Amor es la vida de Jesús. Puede que nunca acabemos de entender cómo funciona el universo y cómo fue que surgió, eso no importa; lo que importa es que no deje yo nunca de sentirme fascinado frente al milagro de las luces naranjas y rosas de un ocaso a la orilla del mar; del repetido milagro de una noche clara salpicada de estrellas; no importa que digan que nuestra vida es muy breve y que frente al universo somos apenas polvo; lo que importa y es de agradecer, que detrás de todo no está sólo una inteligencia, sino el amor de un Padre que nos ha creado, y que a pesar de lo minúsculo de nuestra presencia en el universo y de lo breve y frágil de nuestra vida, somos infinita y personalmente amados.

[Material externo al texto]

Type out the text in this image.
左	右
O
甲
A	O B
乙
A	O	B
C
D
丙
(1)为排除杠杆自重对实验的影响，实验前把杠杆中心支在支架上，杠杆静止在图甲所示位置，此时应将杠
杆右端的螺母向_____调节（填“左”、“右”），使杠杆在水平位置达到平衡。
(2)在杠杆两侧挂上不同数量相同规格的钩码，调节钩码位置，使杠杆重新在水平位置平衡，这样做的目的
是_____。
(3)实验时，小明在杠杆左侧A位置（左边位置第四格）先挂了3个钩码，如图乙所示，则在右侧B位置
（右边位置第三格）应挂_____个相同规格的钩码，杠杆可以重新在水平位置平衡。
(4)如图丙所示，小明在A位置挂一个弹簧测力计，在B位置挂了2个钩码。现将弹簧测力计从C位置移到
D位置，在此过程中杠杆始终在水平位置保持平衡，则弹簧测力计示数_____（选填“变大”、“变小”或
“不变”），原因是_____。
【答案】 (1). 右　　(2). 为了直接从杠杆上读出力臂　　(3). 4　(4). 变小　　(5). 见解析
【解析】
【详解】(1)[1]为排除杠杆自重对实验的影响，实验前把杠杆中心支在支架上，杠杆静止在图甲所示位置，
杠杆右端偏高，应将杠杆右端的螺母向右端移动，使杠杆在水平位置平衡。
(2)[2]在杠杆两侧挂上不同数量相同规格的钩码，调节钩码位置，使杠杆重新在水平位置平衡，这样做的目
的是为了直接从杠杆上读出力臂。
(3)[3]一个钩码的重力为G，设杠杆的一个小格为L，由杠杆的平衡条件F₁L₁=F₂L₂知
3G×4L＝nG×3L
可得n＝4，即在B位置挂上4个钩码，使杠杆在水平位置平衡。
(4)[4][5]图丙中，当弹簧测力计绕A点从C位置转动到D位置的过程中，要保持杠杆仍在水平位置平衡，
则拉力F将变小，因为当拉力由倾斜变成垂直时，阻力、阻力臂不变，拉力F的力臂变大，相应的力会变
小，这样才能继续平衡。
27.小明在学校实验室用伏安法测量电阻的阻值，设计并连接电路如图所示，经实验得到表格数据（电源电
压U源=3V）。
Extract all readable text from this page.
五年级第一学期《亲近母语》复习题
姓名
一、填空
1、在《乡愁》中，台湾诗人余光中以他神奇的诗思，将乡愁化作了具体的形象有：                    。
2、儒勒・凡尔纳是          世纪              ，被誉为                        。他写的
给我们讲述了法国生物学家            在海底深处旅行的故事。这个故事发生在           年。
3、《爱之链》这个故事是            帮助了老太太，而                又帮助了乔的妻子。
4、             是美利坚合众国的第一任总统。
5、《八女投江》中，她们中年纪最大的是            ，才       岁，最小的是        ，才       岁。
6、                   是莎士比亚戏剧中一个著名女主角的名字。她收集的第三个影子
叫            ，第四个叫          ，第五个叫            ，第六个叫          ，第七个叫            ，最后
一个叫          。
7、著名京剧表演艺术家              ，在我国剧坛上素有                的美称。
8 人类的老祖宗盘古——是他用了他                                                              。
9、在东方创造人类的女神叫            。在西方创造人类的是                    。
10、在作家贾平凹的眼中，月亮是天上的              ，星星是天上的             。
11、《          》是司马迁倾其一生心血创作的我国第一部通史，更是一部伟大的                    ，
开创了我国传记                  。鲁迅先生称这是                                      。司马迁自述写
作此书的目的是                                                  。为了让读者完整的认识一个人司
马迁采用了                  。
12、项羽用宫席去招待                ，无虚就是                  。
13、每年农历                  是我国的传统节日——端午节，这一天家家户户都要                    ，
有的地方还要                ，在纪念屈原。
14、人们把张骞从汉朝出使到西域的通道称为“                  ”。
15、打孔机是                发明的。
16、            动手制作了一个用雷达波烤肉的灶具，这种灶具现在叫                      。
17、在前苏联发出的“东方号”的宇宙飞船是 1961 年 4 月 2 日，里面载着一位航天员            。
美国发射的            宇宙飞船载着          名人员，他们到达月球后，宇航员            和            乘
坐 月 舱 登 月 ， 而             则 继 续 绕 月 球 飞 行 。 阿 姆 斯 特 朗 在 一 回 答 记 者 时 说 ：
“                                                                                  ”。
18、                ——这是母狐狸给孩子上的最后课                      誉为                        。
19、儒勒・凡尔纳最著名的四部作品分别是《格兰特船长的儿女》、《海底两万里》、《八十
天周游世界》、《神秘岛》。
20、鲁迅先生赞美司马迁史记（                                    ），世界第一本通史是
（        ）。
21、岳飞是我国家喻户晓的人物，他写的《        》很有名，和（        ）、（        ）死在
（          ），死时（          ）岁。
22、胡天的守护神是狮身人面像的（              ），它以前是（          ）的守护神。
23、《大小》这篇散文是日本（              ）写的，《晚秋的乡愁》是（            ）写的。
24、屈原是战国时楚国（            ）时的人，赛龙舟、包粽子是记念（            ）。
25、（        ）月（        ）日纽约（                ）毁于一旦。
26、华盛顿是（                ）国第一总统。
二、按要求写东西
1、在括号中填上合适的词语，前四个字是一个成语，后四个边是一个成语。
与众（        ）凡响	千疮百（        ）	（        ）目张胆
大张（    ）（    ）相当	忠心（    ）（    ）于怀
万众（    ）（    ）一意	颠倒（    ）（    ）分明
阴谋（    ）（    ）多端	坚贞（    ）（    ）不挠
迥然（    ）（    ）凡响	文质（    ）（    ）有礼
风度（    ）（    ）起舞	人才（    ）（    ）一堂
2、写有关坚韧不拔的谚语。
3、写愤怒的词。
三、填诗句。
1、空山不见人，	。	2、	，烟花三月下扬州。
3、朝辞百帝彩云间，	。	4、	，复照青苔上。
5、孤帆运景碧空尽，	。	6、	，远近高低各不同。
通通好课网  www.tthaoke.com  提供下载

Jesús sentía asombro y admiración ante la vida, y en ella encontró amor.
 
Amor es recibir a los niños, desde que asoman al mundo, y estremecernos ante el milagro de cada vida humana; recibirlos con el compromiso de ayudarlos a crecer hasta alcanzar la estatura de los hijos de Dios; quizá nunca acabemos de entender cómo funciona el cuerpo humano, no importa; lo que verdaderamente importa es que nunca dejemos de sentir gratitud por el hecho de que en nosotros habita el Espíritu de Dios, y por eso somos capaces de generar vida. Quizá no logremos pronto erradicar el hambre, la pobreza y la injusticia, importa más que el corazón sea sensible, compasivo y misericordioso; y que nuestras manos tengan la valentía de Jesús para tocar nuestra carne dolida, nuestros cuerpos enfermos y comunicarnos la paz y la ternura de Dios, que está en nosotros, especialmente cuando más lo necesitamos. Quizá nunca entenderemos mientras estemos en este mundo qué es la muerte y qué se siente morir. Lo que importa es que no se nos olviden los rostros y las voces de nuestros muertos, para que no mueran dos veces, para que podamos reconocerlos cuando lleguemos a la Casa del Padre, donde hay una habitación con nuestros nombres a la puerta y el corazón de Dios en su interior esperándonos.
 
Importa que nos abramos camino, porque los pies están hechos para caminar, y hay que caminar aunque se ensucien, pues el amor de Jesús nos da el agua que todo lo limpia porque todo lo comprende. Importa que andemos por la vida contemplando no los paisajes de sol, de playa, de mar, de selvas, de sierras o de bosques; importa contemplar el paisaje que construimos con nuestras propias vidas, con los rostros que habiendo perdido la esperanza y las ganas de vivir recuperan la sonrisa y vuelven a caminar; los rostros resucitados no de los que mueren en los hospitales o están ya en los cementerios, de ellos se ha ocupado ya el Señor, sino los rostros de los que siguen anclados al dolor en las salas de espera, en los rincones de basura, en las calles heridas de violencia; son ellos los que importan, nosotros, los hijos de Dios, los que creemos que el amor nos ha salvado, y que el amor se hizo humano en la persona de Jesús; que su camino llega a la plenitud de la vida, y que su amor es la única verdad que vale la pena defender hasta la muerte.